Odd. It seems that no NOPs are needed after the loop for it to work properly.
I was worried my register access using a temp variable might be optimized out so I checked the assembly, and sure enough it's there:
tmp = SPDR;
6c6: 8e b5 in r24, 0x2e ; 46
And when I read SPSR after that, but before I re-enabled interrupts (waiting until after that to output my serial debug data), the correct bit was 0 as it should be. (And my 2x speed bit was set to 1 as it also should be.)
So, that's odd. I know the instructions to put the value into SPSR add a few clocks, but it seems like it would be one short.
SPSR = SPSR & ~_BV(SPIF); // Clear transfer flag.
6c0: 8d b5 in r24, 0x2d ; 45
6c2: 8f 77 andi r24, 0x7F ; 127
6c4: 8d bd out 0x2d, r24 ; 45
tmp = SPDR;
6c6: 8e b5 in r24, 0x2e ; 46
But regardless of the reason, it seems to work fine, so final version of the loop I guess:
/*
This function shifts all the LED data out to the TLC5947's.
*/
#define NOP __asm__ __volatile__ ("nop\n\t");
#define WAIT NOP NOP NOP NOP NOP NOP NOP NOP NOP NOP NOP // 11 NOPs
void updateLEDs() {
const int LEDFrameTime = 1000 / 30; // The number of milliseconds between each update of the LEDs. 1000 / 24 = 24fps.
static unsigned long nextLEDFrameTime = 0;
byte tmp;
byte *thisLED;
byte *lastLED;
if (time >= nextLEDFrameTime) { // If it is time for an LED update...

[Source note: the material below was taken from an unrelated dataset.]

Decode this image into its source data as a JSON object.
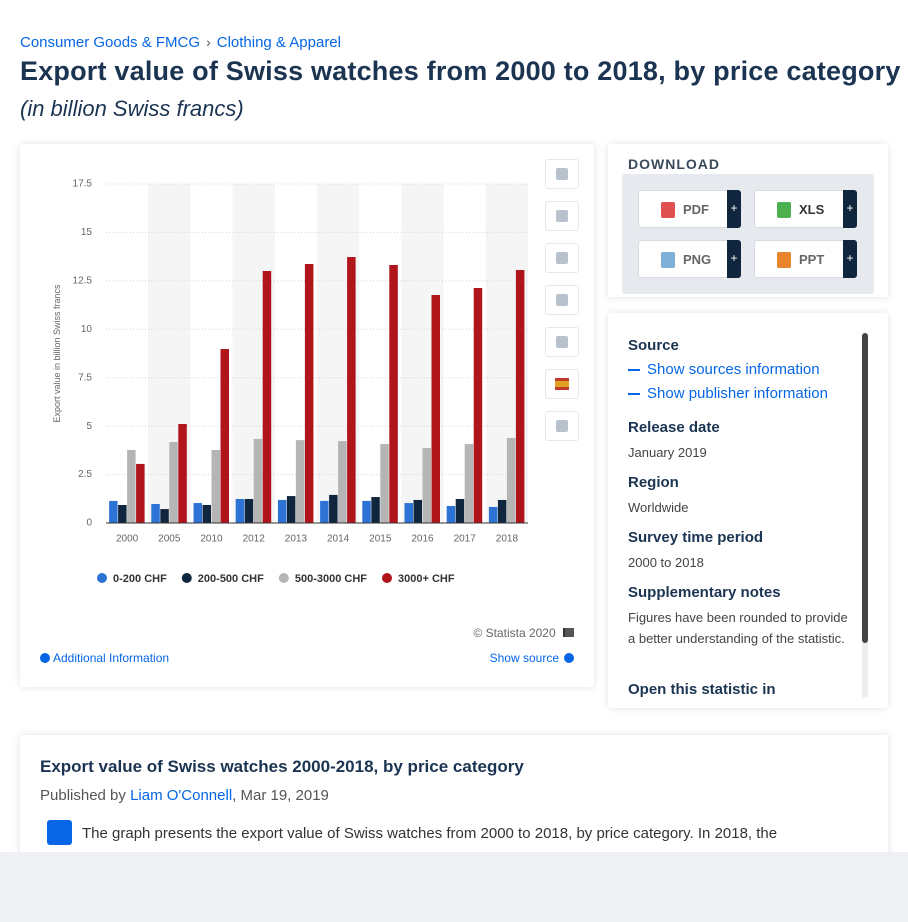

//unsigned int time = micros();
thisLED = &led::data[led::modules*36]; // The first operation is to decrement this pointer, so the first time we write thisLED it will be array index LEDMODULES*36-1
lastLED = &led::data[0];
cli(); // Halt interrupts.
do {
SPDR = *--thisLED; WAIT;
} while (thisLED != lastLED); // thisLED is decremented one last time before we hit the end of the loop, so after byte 0 transfers, the loop exits.
SPSR = SPSR & ~_BV(SPIF); // Clear transfer flag.
tmp = SPDR;
// Move data from shift register into latch register:
LATPORT &= ~(1 << LATPIN); // Set LATCH pin low. It is important to do this first, just before transitioning high! I don't know why, but the LED modules won't work right otherwise!
LATPORT |= (1 << LATPIN); // Set LATCH pin high. Transitioning from low to high moves all data from the shift register into the latch registers.
ENAPORT |= (1 << ENAPIN); // Set BLANK pin high. Turn all outputs off, and reset grayscale timer. Blanking reduces flicker, but it does not seem to matter if it is before, after, or in the middle of latching.
ENAPORT &= ~(1 << ENAPIN); // Set BLANK pin low. Turn all outputs on.
sei(); // Reenable interrupts.
//time = micros() - time;
//Serial1.println(time,DEC);
nextLEDFrameTime = time + LEDFrameTime; // Set the time of the next update.
}
}